Ah danke..und wie ändere ich sie?


----------



## Thomas Darimont (28. Oktober 2004)

Hallo!

Schau mal hier:
http://www.javaworld.com/javaworld/javatips/jw-javatip80.html

Gruß Tom


----------



## Kebb (29. Oktober 2004)

Das geht aber irgendwie nicht innerhalb von Java..wenn ich starte (nicht als HTML sondern im JBuilder) bekomm ich immer ein Fenster mit dem Maßen 140x100 (so in etwa)...
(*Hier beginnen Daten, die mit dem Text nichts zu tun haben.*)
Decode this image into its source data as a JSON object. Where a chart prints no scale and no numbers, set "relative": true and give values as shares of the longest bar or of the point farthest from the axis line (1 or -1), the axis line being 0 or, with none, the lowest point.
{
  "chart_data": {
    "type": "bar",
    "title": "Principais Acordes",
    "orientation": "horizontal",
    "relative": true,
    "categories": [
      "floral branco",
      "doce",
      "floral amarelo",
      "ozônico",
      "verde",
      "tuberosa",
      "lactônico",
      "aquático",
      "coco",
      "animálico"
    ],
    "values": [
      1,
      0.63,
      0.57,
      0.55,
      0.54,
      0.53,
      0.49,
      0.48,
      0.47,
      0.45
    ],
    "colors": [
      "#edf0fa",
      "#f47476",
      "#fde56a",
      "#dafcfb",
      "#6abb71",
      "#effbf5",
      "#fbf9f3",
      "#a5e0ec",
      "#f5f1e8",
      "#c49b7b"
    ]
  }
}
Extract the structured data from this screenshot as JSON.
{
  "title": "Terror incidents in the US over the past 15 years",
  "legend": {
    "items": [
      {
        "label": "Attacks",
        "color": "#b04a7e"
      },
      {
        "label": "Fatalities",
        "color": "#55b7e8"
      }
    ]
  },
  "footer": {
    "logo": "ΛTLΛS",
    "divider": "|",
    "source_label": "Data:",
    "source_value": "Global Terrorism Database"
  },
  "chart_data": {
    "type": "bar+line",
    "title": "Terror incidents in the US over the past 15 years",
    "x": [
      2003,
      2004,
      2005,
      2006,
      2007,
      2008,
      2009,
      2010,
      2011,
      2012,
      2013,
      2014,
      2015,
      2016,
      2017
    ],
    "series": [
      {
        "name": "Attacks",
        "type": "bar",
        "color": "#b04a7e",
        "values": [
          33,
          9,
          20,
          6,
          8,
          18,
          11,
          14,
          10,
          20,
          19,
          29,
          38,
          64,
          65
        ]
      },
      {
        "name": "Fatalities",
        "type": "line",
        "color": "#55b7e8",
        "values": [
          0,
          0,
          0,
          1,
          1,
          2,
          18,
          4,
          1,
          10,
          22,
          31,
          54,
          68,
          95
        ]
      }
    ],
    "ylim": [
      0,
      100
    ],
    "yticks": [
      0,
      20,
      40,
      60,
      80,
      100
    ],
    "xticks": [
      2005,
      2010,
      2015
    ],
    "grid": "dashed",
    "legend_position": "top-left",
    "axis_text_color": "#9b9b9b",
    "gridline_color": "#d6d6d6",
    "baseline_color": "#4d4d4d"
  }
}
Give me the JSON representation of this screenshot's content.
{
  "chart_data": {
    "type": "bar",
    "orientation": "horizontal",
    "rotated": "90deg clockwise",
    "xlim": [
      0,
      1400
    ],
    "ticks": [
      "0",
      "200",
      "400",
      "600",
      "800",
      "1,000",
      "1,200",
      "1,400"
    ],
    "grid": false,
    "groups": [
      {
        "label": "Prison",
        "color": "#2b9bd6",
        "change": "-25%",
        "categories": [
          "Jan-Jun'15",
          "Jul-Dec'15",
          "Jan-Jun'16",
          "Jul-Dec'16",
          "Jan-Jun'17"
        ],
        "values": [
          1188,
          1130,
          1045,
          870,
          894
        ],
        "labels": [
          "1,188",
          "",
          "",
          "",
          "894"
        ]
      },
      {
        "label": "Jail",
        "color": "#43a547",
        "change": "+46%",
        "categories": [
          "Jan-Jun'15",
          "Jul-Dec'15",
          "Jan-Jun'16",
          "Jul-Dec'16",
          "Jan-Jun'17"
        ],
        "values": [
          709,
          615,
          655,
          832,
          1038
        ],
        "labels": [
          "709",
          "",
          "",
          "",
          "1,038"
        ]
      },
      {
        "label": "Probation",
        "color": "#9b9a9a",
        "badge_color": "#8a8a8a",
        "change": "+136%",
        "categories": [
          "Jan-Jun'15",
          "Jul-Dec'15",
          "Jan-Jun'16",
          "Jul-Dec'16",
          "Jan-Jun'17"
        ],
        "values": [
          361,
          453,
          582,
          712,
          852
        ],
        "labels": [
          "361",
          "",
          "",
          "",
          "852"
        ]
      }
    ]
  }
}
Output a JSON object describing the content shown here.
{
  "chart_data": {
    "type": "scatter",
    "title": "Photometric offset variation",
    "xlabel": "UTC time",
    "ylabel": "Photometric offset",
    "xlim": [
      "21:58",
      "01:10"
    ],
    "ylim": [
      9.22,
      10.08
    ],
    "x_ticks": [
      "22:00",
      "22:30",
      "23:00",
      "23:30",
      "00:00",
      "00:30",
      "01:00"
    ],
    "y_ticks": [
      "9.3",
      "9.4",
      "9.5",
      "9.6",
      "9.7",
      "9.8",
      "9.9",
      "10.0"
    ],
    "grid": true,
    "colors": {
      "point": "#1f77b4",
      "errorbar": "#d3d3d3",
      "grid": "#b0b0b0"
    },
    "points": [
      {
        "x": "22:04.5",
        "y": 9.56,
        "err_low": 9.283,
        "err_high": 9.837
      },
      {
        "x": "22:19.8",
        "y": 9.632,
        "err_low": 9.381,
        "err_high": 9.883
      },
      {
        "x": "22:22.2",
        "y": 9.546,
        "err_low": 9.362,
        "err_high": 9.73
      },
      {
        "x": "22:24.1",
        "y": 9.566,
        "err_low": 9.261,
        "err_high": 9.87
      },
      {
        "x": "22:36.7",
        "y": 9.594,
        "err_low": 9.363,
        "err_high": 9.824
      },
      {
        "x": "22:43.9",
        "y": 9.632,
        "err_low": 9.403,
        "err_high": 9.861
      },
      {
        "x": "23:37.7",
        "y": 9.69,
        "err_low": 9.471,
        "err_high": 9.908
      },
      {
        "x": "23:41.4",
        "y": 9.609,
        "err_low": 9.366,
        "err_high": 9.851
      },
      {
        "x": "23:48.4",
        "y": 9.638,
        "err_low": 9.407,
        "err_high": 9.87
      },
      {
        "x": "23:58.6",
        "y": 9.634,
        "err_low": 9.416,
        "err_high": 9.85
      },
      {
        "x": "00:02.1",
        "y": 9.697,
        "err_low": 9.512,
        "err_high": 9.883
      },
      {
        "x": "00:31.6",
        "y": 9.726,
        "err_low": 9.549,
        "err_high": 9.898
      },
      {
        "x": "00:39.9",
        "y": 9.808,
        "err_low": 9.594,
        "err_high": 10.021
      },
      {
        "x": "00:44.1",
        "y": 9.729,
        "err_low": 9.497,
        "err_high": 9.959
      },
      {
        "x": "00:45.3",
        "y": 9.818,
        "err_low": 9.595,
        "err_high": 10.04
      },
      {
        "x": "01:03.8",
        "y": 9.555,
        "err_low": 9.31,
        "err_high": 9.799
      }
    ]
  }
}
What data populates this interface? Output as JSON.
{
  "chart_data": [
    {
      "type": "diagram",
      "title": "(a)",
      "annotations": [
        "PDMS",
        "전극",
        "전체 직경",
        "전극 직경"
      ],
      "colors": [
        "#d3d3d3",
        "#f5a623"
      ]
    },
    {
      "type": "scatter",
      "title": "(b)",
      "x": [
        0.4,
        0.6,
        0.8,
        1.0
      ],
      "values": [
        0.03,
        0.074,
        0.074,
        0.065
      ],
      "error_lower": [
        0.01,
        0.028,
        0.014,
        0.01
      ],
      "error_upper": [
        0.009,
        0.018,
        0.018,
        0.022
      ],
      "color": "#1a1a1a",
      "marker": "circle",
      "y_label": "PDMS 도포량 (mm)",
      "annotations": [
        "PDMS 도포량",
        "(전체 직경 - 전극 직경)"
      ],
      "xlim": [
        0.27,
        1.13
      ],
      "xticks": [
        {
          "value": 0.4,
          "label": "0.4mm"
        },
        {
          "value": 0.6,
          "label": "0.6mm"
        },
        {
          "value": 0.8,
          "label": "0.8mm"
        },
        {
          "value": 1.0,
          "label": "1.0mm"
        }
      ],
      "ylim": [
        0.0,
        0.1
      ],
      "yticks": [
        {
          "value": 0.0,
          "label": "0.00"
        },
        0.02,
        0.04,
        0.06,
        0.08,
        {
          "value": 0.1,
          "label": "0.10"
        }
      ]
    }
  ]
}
Ich will es nicht in HTML größer machen, weil das dann streckt und ich fürs testen dann immer die HTML starten muss nachdem ich compiliert hab...


----------



## schnuffie (29. Oktober 2004)

Wenn das Applet in HTML eine vorgegebene Größe hat, sollte man sie auch so belassen. Wie würde es denn aussehen, wenn sich das Design der HTML-Seite beim Ändern innerhalb des Applets ändert? -echt besch...-

Besser würde da warscheinlich ein Applet sein, das mit w=0 und h=0 in der HTML-Seite eingebunden ist (also unsichtbar) und beim Laden automatisch einen Frame startet, der dann ähnlich wie ein Pop-Up-Fenster angezeigt wird. Desser Größe könntest Du mit setSize(...) beliebig anpassen.

CU schnuffie


----------



## Kebb (29. Oktober 2004)

Es soll sich ja nicht ständig ändern, ich will nur das das Applet die Größe von 800x600 hat und nicht die vorgegebenen 140x100. Das mit setSize habe ich auch schonmal ausprobiert, aber es noch nicht hinbekommen. Beim starten in JBuilder ist es dann teotzdem noch 140x100 :/ Kann mir einer mal bitte das setSize in den Code-Schnipsel oben einbauen?


----------



## Vincentius (29. Oktober 2004)

Hallo,

ich kenne zwar JBuilder nicht, aber ich bin mir sicher, dass man dort sowas wie Applet-Größe, einstellen kann. Suche einfach in Preferences oder so nach Applet-Einstellungen.


----------



## Kebb (30. Oktober 2004)

leider nein


----------



## Vincentius (31. Oktober 2004)

Du könntest ja auf eine andere IDE (z.B. Eclipse) umsteigen, die das kann.


----------



## schnuffie (31. Oktober 2004)

Soviel wie ich weiß, hat das nichts mit einer IDE zu tun. Applet-Abmessungen lassen sich nur (bin mir fast sicher) über die HTML-Seite festlegen. Die "setSize(...)"-Methode dürfte leer implementiert sein.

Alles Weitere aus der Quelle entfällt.